In Nance v. Ward the U.S. Supreme Court held 5-4 that a capital inmate may bring a method-of-execution case under 42 USC §1983 rather than federal habeas even  when the alternative method proposed isn’t allowed under state law. The holding of this case benefits inmates because the habeas statute contains procedural requirements §1983 lacks which may require dismissal of a claim.

Supreme Court precedent allows death row inmates to challenge a state’s proposed method of execution under the Eighth Amendment. The inmate must “identify a readily available alternative method of execution that would significantly reduce the risk of severe pain.” He or she may propose a method used in other states. If the alternative method proposed is already authorized under state law the Court has held the inmate may bring his or her claim under §1983.

Michael Nance was sentenced to death for shooting and killing a bystander while fleeing from a bank robbery. He claims that lethal injection will create a substantial risk of severe pain for him and has proposed that he be executed by firing squad. Georgia only allows capital inmates to be executed by lethal injection; four other states allow execution by firing squad.

The Supreme Court has previously held that an inmate must proceed to habeas and may not bring a §1983 case when the relief sought would “necessarily imply the invalidity of his conviction or sentence.” According to Justice Kagan, writing for the Court, Nance may bring his case under §1983 even though Georgia law doesn’t allow the firing squad because he isn’t seeking to invalidate his sentence.

In Nelson v. Campbell (2004) and Hill v. McDonough (2006) the Court held that method-of-execution claims could be brought under §1983 where inmates requested that the state use a different lethal injection protocol (not a different execution method). Except for the Georgia statute, the Court reasoned, “this case would even more clearly than Nelson and Hill be fit for §1983” since when those cases were decided the Court had not yet required those challenging the method of execution to identify alternative methods.

The Court reasoned: “The substance of the [method-of-execution] claim, now more than ever, thus points toward §1983. The prisoner is not challenging the death sentence itself; he is taking the validity of that sentence as a given.

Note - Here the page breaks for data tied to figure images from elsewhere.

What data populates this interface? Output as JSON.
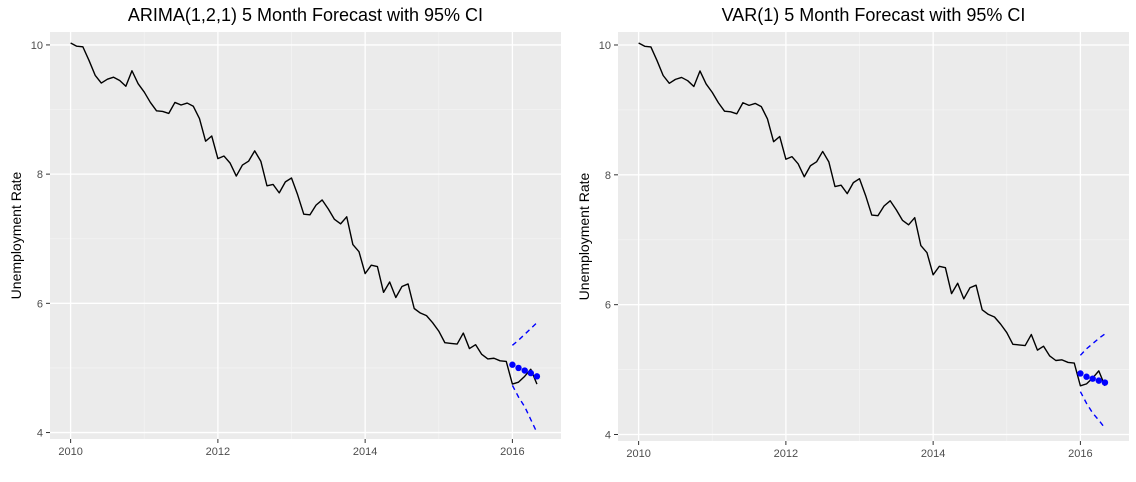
{
  "colors": {
    "panel_bg": "#EBEBEB",
    "grid_major": "#FFFFFF",
    "grid_minor": "#F3F3F3",
    "observed_line": "#000000",
    "forecast_points": "#0000FF",
    "ci_lines": "#0000FF",
    "tick_label": "#4D4D4D",
    "title": "#000000"
  },
  "chart_data": [
    {
      "type": "line",
      "title": "ARIMA(1,2,1) 5 Month Forecast with 95% CI",
      "xlabel": "",
      "ylabel": "Unemployment Rate",
      "xlim": [
        2009.72,
        2016.66
      ],
      "ylim": [
        3.9,
        10.2
      ],
      "xticks": [
        2010,
        2012,
        2014,
        2016
      ],
      "xtick_labels": [
        "2010",
        "2012",
        "2014",
        "2016"
      ],
      "yticks": [
        4,
        6,
        8,
        10
      ],
      "ytick_labels": [
        "4",
        "6",
        "8",
        "10"
      ],
      "grid": true,
      "legend": "none",
      "series": [
        {
          "role": "observed",
          "style": "solid",
          "x_start": 2010.0,
          "x_step": 0.08333,
          "values": [
            10.03,
            9.98,
            9.97,
            9.76,
            9.53,
            9.41,
            9.47,
            9.5,
            9.45,
            9.36,
            9.6,
            9.4,
            9.27,
            9.11,
            8.98,
            8.97,
            8.94,
            9.11,
            9.07,
            9.1,
            9.05,
            8.86,
            8.51,
            8.59,
            8.24,
            8.28,
            8.17,
            7.97,
            8.14,
            8.2,
            8.36,
            8.2,
            7.82,
            7.84,
            7.71,
            7.88,
            7.94,
            7.68,
            7.38,
            7.37,
            7.52,
            7.6,
            7.46,
            7.3,
            7.23,
            7.34,
            6.91,
            6.8,
            6.46,
            6.59,
            6.57,
            6.17,
            6.33,
            6.09,
            6.26,
            6.3,
            5.92,
            5.85,
            5.81,
            5.7,
            5.57,
            5.39,
            5.38,
            5.37,
            5.54,
            5.3,
            5.36,
            5.21,
            5.14,
            5.15,
            5.11,
            5.1,
            4.75,
            4.78,
            4.87,
            4.98,
            4.75
          ]
        },
        {
          "role": "forecast",
          "style": "points",
          "x": [
            2016.0,
            2016.083,
            2016.167,
            2016.25,
            2016.333
          ],
          "values": [
            5.05,
            5.0,
            4.96,
            4.92,
            4.87
          ]
        },
        {
          "role": "ci_upper",
          "style": "dashed",
          "x": [
            2016.0,
            2016.083,
            2016.167,
            2016.25,
            2016.333
          ],
          "values": [
            5.35,
            5.43,
            5.52,
            5.61,
            5.7
          ]
        },
        {
          "role": "ci_lower",
          "style": "dashed",
          "x": [
            2016.0,
            2016.083,
            2016.167,
            2016.25,
            2016.333
          ],
          "values": [
            4.73,
            4.55,
            4.4,
            4.2,
            4.0
          ]
        }
      ]
    },
    {
      "type": "line",
      "title": "VAR(1) 5 Month Forecast with 95% CI",
      "xlabel": "",
      "ylabel": "Unemployment Rate",
      "xlim": [
        2009.72,
        2016.66
      ],
      "ylim": [
        3.9,
        10.2
      ],
      "xticks": [
        2010,
        2012,
        2014,
        2016
      ],
      "xtick_labels": [
        "2010",
        "2012",
        "2014",
        "2016"
      ],
      "yticks": [
        4,
        6,
        8,
        10
      ],
      "ytick_labels": [
        "4",
        "6",
        "8",
        "10"
      ],
      "grid": true,
      "legend": "none",
      "series": [
        {
          "role": "observed",
          "style": "solid",
          "x_start": 2010.0,
          "x_step": 0.08333,
          "values": [
            10.03,
            9.98,
            9.97,
            9.76,
            9.53,
            9.41,
            9.47,
            9.5,
            9.45,
            9.36,
            9.6,
            9.4,
            9.27,
            9.11,
            8.98,
            8.97,
            8.94,
            9.11,
            9.07,
            9.1,
            9.05,
            8.86,
            8.51,
            8.59,
            8.24,
            8.28,
            8.17,
            7.97,
            8.14,
            8.2,
            8.36,
            8.2,
            7.82,
            7.84,
            7.71,
            7.88,
            7.94,
            7.68,
            7.38,
            7.37,
            7.52,
            7.6,
            7.46,
            7.3,
            7.23,
            7.34,
            6.91,
            6.8,
            6.46,
            6.59,
            6.57,
            6.17,
            6.33,
            6.09,
            6.26,
            6.3,
            5.92,
            5.85,
            5.81,
            5.7,
            5.57,
            5.39,
            5.38,
            5.37,
            5.54,
            5.3,
            5.36,
            5.21,
            5.14,
            5.15,
            5.11,
            5.1,
            4.75,
            4.78,
            4.87,
            4.98,
            4.75
          ]
        },
        {
          "role": "forecast",
          "style": "points",
          "x": [
            2016.0,
            2016.083,
            2016.167,
            2016.25,
            2016.333
          ],
          "values": [
            4.94,
            4.89,
            4.86,
            4.83,
            4.8
          ]
        },
        {
          "role": "ci_upper",
          "style": "dashed",
          "x": [
            2016.0,
            2016.083,
            2016.167,
            2016.25,
            2016.333
          ],
          "values": [
            5.22,
            5.32,
            5.4,
            5.48,
            5.55
          ]
        },
        {
          "role": "ci_lower",
          "style": "dashed",
          "x": [
            2016.0,
            2016.083,
            2016.167,
            2016.25,
            2016.333
          ],
          "values": [
            4.66,
            4.48,
            4.33,
            4.22,
            4.1
          ]
        }
      ]
    }
  ]
}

And he is providing the State with a veritable blueprint for carrying the death sentence out. If the inmate obtains his requested relief, it is because he has persuaded a court that the State could readily use his proposal to execute him. The court’s order therefore does not, as required for habeas, ‘necessarily prevent’ the State from carrying out its execution.”  
This is true even if Georgia must change its law to allow death by firing squad the Court opined. It did admit “amending a statute may require some more time and effort than changing an agency protocol, of the sort involved in Nelson and Hill.”

Justice Barrett dissented joined by Justices Thomas, Alito, and Gorsuch. She opined that Nance is seeking to invalidate his death sentence by proposing a method of execution Georgia doesn’t currently allow. “The Court is looking too far down the road. In my view, the consequence of the relief that a prisoner seeks depends on state law as it currently exists. And under existing state law, there is no question that Nance’s challenge necessarily implies the invalidity of his lethal injection sentence: He seeks to prevent the State from executing him in the only way it lawfully can.”